The solutions require data expertise, workflow and process expertise, legal expertise, industry expertise, and – yes – technology expertise. Identifying the right combination of tools and consultative services for a unique compliance challenge is like balancing art with science, both are needed to achieve an optimal outcome.

​Litigation Prevention

Toward the end of our session, Kevin and I offered practical tips to the audience. First and foremost, it starts with legal buyers leading the charge in adopting a more proactive posture when it comes to dealing with legal and compliance teams. Move beyond serving as the clean-up crew for compliance messes.

Imagine the possibilities of establishing key benchmarks and proactively identifying unforeseen emerging areas of risk in real-time before they become expensive problems to solve.

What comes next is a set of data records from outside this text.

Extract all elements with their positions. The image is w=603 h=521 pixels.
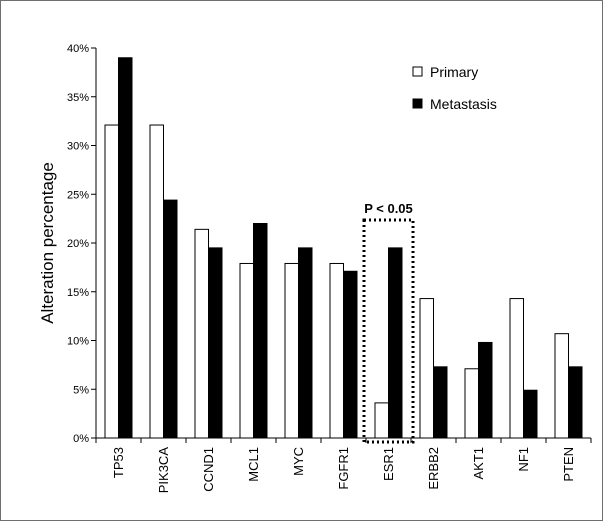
legend-label-metastasis: Metastasis xyxy=(430,96,497,112)
bar-metastasis-akt1 xyxy=(478,341,493,439)
x-tick-label: PTEN xyxy=(561,447,576,482)
legend-swatch-metastasis xyxy=(412,98,423,109)
bar-primary-esr1 xyxy=(374,402,389,439)
bar-metastasis-erbb2 xyxy=(433,366,448,439)
x-tick-label: AKT1 xyxy=(471,447,486,480)
bar-primary-ccnd1 xyxy=(194,228,209,439)
bar-primary-nf1 xyxy=(509,298,524,439)
bar-metastasis-fgfr1 xyxy=(343,270,358,439)
x-tick-label: MCL1 xyxy=(246,447,261,482)
bar-primary-akt1 xyxy=(464,368,479,439)
bar-metastasis-esr1 xyxy=(388,247,403,439)
bar-metastasis-pten xyxy=(568,366,583,439)
significance-label: P < 0.05 xyxy=(364,201,413,216)
bar-primary-mcl1 xyxy=(239,262,254,439)
bar-metastasis-myc xyxy=(298,247,313,439)
y-tick-label: 5% xyxy=(73,384,89,396)
y-tick-label: 10% xyxy=(67,336,89,348)
bar-primary-pik3ca xyxy=(149,124,164,439)
x-tick-label: CCND1 xyxy=(201,447,216,492)
y-ticks: 0% 5% 10% 15% 20% 25% 30% 35% 40% xyxy=(67,43,96,445)
y-axis-label: Alteration percentage xyxy=(38,162,57,324)
bar-primary-fgfr1 xyxy=(329,262,344,439)
legend-label-primary: Primary xyxy=(430,64,478,80)
bar-primary-erbb2 xyxy=(419,298,434,439)
bar-primary-pten xyxy=(554,333,569,439)
bar-metastasis-ccnd1 xyxy=(208,247,223,439)
bar-primary-tp53 xyxy=(104,124,119,439)
bar-metastasis-tp53 xyxy=(118,57,133,439)
legend: Primary Metastasis xyxy=(412,64,497,112)
x-tick-label: ERBB2 xyxy=(426,447,441,490)
x-tick-label: TP53 xyxy=(111,447,126,478)
x-tick-label: FGFR1 xyxy=(336,447,351,490)
y-tick-label: 40% xyxy=(67,43,89,55)
y-tick-label: 20% xyxy=(67,238,89,250)
legend-swatch-primary xyxy=(412,66,423,77)
bar-primary-myc xyxy=(284,262,299,439)
y-tick-label: 25% xyxy=(67,189,89,201)
bars xyxy=(104,57,583,439)
x-tick-label: MYC xyxy=(291,447,306,476)
y-tick-label: 0% xyxy=(73,433,89,445)
bar-metastasis-pik3ca xyxy=(163,199,178,439)
x-tick-label: ESR1 xyxy=(381,447,396,481)
bar-metastasis-nf1 xyxy=(523,389,538,439)
bar-metastasis-mcl1 xyxy=(253,223,268,439)
x-tick-label: PIK3CA xyxy=(156,447,171,494)
significance-box xyxy=(362,218,415,444)
y-tick-label: 30% xyxy=(67,141,89,153)
significance-annotation: P < 0.05 xyxy=(362,201,415,444)
y-tick-label: 15% xyxy=(67,287,89,299)
x-tick-label: NF1 xyxy=(516,447,531,472)
x-ticks: TP53 PIK3CA CCND1 MCL1 MYC FGFR1 ESR1 ERBB2 AKT1… xyxy=(95,438,592,494)
y-tick-label: 35% xyxy=(67,92,89,104)
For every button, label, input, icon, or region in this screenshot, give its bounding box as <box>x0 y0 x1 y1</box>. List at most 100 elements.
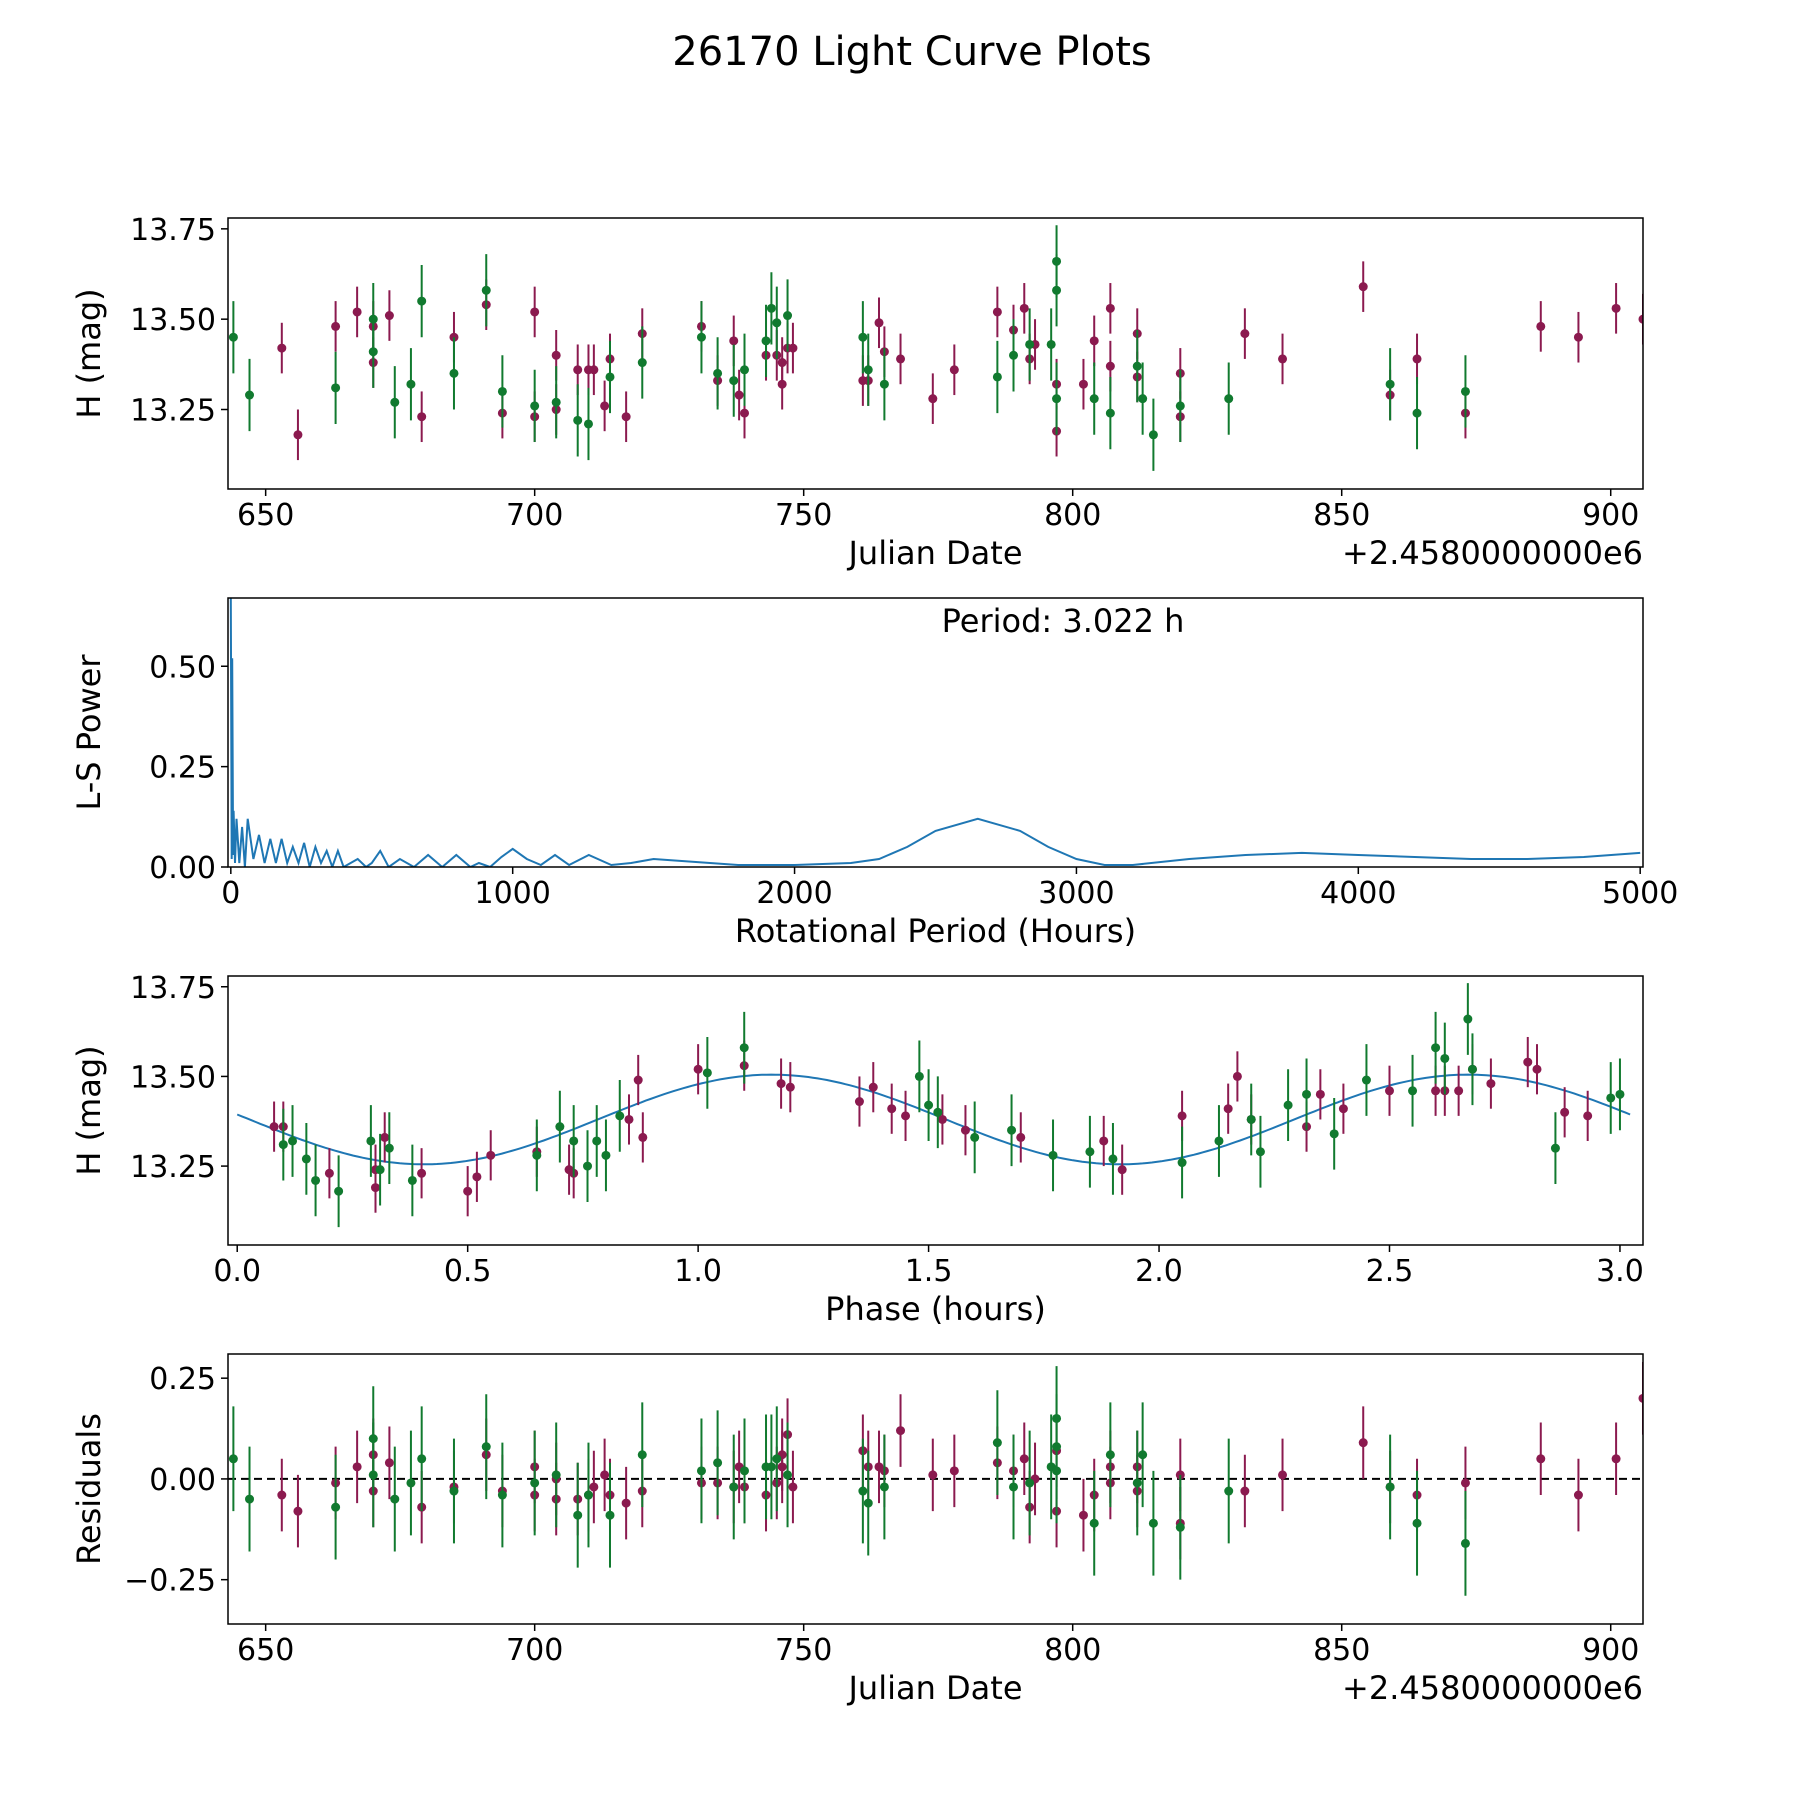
data-point-filter-b <box>637 358 647 368</box>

Tools like OneTrust bring this reality to life. By aggregating and analyzing anonymized data across thousands of clients working in similar ways or in similar industries, they make those insights available to users in the same jurisdictions or using the same suppliers.

In closing, we provided one final word of advice: Don’t be discouraged. If all of this sounds overwhelming, OneTrust and Level Legal are huge proponents of the “crawl, walk, run” approach. Meet your immediate needs first without taking on too much too soon. Through our partnership, we are here to help combine the right toolset with the right workflow and data expertise you need to get started.